As a chief of the Oglala Lakota Sioux of the Pine Ridge Agency of South Dakota, Iron White Man was frequently a representative of Sioux Nation in the US court system. His testimony is recorded in several legal cases, defending his community against the corruption and poor living conditions provided to them on the reservation. In 1882, Iron White Man signed his name to a petition against the agent assigned to Pine Ridge by the Bureau of Indian affairs, a man named McGillicuddy. The petition details McGillicuddy's abuses on the reservation, and describes the poor living conditions
At the age of 71, Iron White Man traveled to the District of Columbia to deliver his most important legal testimony to the Supreme Court. He argued that the events of the Battle of the Greasy Grass (Little Bighorn) had been historically misrepresented, and that General Custer had attacked the Sioux unprovoked. At this point in the early 20th century, the general American perception of the Battle of the Little Bighorn was one of Native American hostility. This belief led to the government's decision to violate the sovereignty of the Sioux and Cheyenne nations, forcibly relocating the Lakota Sioux from their home in Red Cloud, Montana, to the Pine Ridge Reservation in South Dakota. By testifying against General Custer in 1930, Iron White Man added to mounting evidence that the Fort Laramie Treaty of 1866 had been unlawfully violated by the US government when they claimed the Black Hills of South Dakota in 1877. Initially, the United States ruled against the Sioux Nation's claim in 1946. Ultimately, however, legal proceedings culminated in the 1980 case of the United States vs the Sioux Nation. The Supreme Court ruled that, although native lands were not unlawfully seized, native beneficiaries were entitled to $17.1 million under the Just Compensation Clause of the 5th amendment. As of this writing, the Sioux have not accepted that compensation in protest of the ruling, as acceptance would nullify their fight for sovereignty over native land.
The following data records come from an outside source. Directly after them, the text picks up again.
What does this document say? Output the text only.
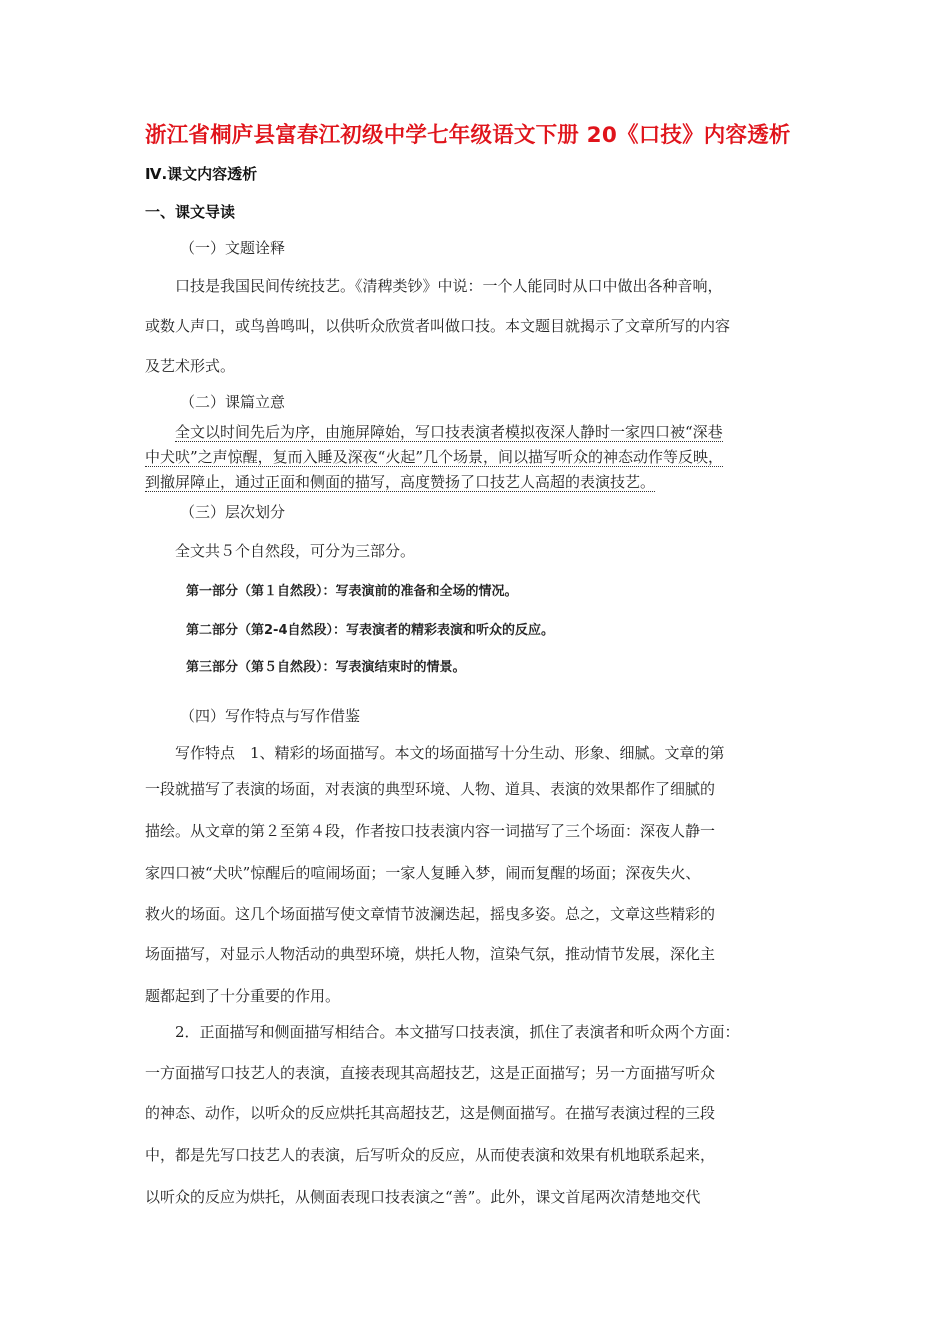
浙江省桐庐县富春江初级中学七年级语文下册 20《口技》内容透析
Ⅳ.课文内容透析
一、课文导读
（一）文题诠释
口技是我国民间传统技艺。《清稗类钞》中说：一个人能同时从口中做出各种音响，
或数人声口，或鸟兽鸣叫，以供听众欣赏者叫做口技。本文题目就揭示了文章所写的内容
及艺术形式。
（二）课篇立意
全文以时间先后为序，由施屏障始，写口技表演者模拟夜深人静时一家四口被“深巷
中犬吠”之声惊醒，复而入睡及深夜“火起”几个场景，间以描写听众的神态动作等反映，
到撤屏障止，通过正面和侧面的描写，高度赞扬了口技艺人高超的表演技艺。
（三）层次划分
全文共５个自然段，可分为三部分。
第一部分（第１自然段）：写表演前的准备和全场的情况。
第二部分（第2-4自然段）：写表演者的精彩表演和听众的反应。
第三部分（第５自然段）：写表演结束时的情景。
（四）写作特点与写作借鉴
写作特点　1、精彩的场面描写。本文的场面描写十分生动、形象、细腻。文章的第
一段就描写了表演的场面，对表演的典型环境、人物、道具、表演的效果都作了细腻的
描绘。从文章的第２至第４段，作者按口技表演内容一词描写了三个场面：深夜人静一
家四口被“犬吠”惊醒后的喧闹场面；一家人复睡入梦，闹而复醒的场面；深夜失火、
救火的场面。这几个场面描写使文章情节波澜迭起，摇曳多姿。总之，文章这些精彩的
场面描写，对显示人物活动的典型环境，烘托人物，渲染气氛，推动情节发展，深化主
题都起到了十分重要的作用。
2．正面描写和侧面描写相结合。本文描写口技表演，抓住了表演者和听众两个方面：
一方面描写口技艺人的表演，直接表现其高超技艺，这是正面描写；另一方面描写听众
的神态、动作，以听众的反应烘托其高超技艺，这是侧面描写。在描写表演过程的三段
中，都是先写口技艺人的表演，后写听众的反应，从而使表演和效果有机地联系起来，
以听众的反应为烘托，从侧面表现口技表演之“善”。此外，课文首尾两次清楚地交代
As one newspaper puts it, Iron White Man's testimony was "The story of the Indian's battle for existence against the white man's desire to gain control of all the rich lands of the west." Although Iron White Man's testimony was not immediately successful, and the fight for sovereignty is still ongoing, his testimony demonstrates the ongoing resilience of native nations all over Turtle Island (the United States) in fighting to preserve their culture and regain their lands.